Reputation: 3483
My login.txt file contains the following entries:
abc def
abc 123
def abc
abc de
tha ewe
When I do a positive lookahead using perl, I get the following result:
> cat login.txt | perl -ne 'print if /(?)abc\s(?=def)/'
abc def
...when I use grep, I get the following result:
> cat login.txt | grep -P '(?<=abc)\s(?=def)'
abc def
Negative lookahed results as follows from perl...:
> cat login | perl -ne 'print if /(?)abc\s(?!def)/'
abc 123
def abc
abc de
...and the grep result:
> cat login.txt | grep -P '(?<=abc)\s(?!def)'
abc 123
abc de
perl matched the def abc
for the negative lookahead. but it shouldn't have matched def abc
, as I'm checking abc
then def
pattern; whereas grep returns the correct result.
Is something missing in my perl pattern?
Upvotes: 18
Views: 36739
Reputation: 174
perl -ne 'print if /(?)abc\s(?!def)/'
To begin, as fugi stated, the (?)
is an empty non-capturing group, and matches anything, so it does nothing.
Therefore as written, this regex matches the literal string abc
followed by a single [:space:OR:tab:OR:newline]

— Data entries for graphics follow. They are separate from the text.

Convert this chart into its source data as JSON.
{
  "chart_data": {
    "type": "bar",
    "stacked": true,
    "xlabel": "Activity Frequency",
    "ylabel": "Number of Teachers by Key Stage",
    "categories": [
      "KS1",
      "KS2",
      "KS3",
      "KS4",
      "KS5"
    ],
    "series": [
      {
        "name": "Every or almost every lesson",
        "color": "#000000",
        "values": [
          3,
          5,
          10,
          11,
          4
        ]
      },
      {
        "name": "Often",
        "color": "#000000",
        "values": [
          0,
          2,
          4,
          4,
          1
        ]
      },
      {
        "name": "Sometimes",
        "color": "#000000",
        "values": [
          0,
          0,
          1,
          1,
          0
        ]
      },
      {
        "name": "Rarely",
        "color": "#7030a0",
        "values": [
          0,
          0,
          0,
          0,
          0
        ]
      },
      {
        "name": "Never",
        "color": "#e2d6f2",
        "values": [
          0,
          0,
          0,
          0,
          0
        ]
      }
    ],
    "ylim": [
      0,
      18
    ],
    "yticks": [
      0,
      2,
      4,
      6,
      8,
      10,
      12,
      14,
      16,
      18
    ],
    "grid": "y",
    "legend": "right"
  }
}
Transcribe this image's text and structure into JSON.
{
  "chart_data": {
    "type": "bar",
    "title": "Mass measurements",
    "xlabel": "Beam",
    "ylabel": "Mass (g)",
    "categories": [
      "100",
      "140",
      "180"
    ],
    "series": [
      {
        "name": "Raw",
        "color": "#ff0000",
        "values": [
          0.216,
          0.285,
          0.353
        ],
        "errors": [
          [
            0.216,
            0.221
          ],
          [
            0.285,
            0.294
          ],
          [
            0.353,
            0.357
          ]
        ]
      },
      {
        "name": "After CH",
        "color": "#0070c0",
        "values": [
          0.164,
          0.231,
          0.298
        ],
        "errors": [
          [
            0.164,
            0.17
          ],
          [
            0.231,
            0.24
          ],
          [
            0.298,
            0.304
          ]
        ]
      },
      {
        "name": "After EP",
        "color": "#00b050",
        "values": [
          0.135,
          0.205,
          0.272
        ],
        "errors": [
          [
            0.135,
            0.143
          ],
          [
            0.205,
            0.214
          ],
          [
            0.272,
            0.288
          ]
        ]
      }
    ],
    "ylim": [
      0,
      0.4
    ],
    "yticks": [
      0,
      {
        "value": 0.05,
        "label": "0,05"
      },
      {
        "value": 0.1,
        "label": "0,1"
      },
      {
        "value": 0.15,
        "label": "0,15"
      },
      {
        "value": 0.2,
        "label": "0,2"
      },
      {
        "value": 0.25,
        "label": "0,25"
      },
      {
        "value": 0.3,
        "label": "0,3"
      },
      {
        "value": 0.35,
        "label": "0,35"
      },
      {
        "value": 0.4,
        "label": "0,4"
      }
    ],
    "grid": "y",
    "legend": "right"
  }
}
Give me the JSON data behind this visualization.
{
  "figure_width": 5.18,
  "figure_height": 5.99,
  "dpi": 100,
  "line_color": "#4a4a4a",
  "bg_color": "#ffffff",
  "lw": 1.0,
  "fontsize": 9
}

, not followed by the literal string def
.
Because \s
matches a newline character and you did not chomp the trailing newline characters as you processed each line, def abc
matches because (?)abc\s
in the regex matches abc[:newline:]
which is followed by $
(the end-of-line anchor, not def
).
The corrected regex (accounting for the redundant (?)
) would be:
perl -ne 'print if /(?<=abc)\s(?!def)/'
...which matches a single [:space:OR:tab:OR:newline]
which is preceded by abc
and not followed by def
.
This still will match def abc
, because once again, \s
matches the [:newline:]
, which is preceded by abc
and followed by $
(the end-of-line anchor, not def
).
Either chomp the [:newline:]
before evaluating the regex in Perl, or use the character class [ \t] (if you need to account for tab characters) instead of \s
:
perl -ne 'print if /(?<=abc)[ \t](?!def)/'
Or simply
perl -ne 'print if /(?<=abc) (?!def)/'
Upvotes: 0
Reputation: 98398
grep does not include the newline in the string it checks against the regex, so abc\s
does not match when abc is at the end of the line. chomp in perl or use the -l command line option and you will see similar results.
I'm not sure why you were making other changes between the perl and grep regexes; what was the (?)
supposed to accomplish?
Upvotes: 9
Reputation: 945
In your perl -ne 'print if /(?)abc\s(?!def)/'
you asking perl to find abc
, then space, then string shouldn't be def
. This is successfully matches with def abc
, because there is no def
after abc
here and \s
matches with newline.
Upvotes: 2
Reputation: 6578
I would try anchoring your regex like so:
/(^abc\s+(?!def).+)/
This would capture:
abc 123
abc de
The (?)
at the beginning of your negative lookahead regex is redundant
Upvotes: 4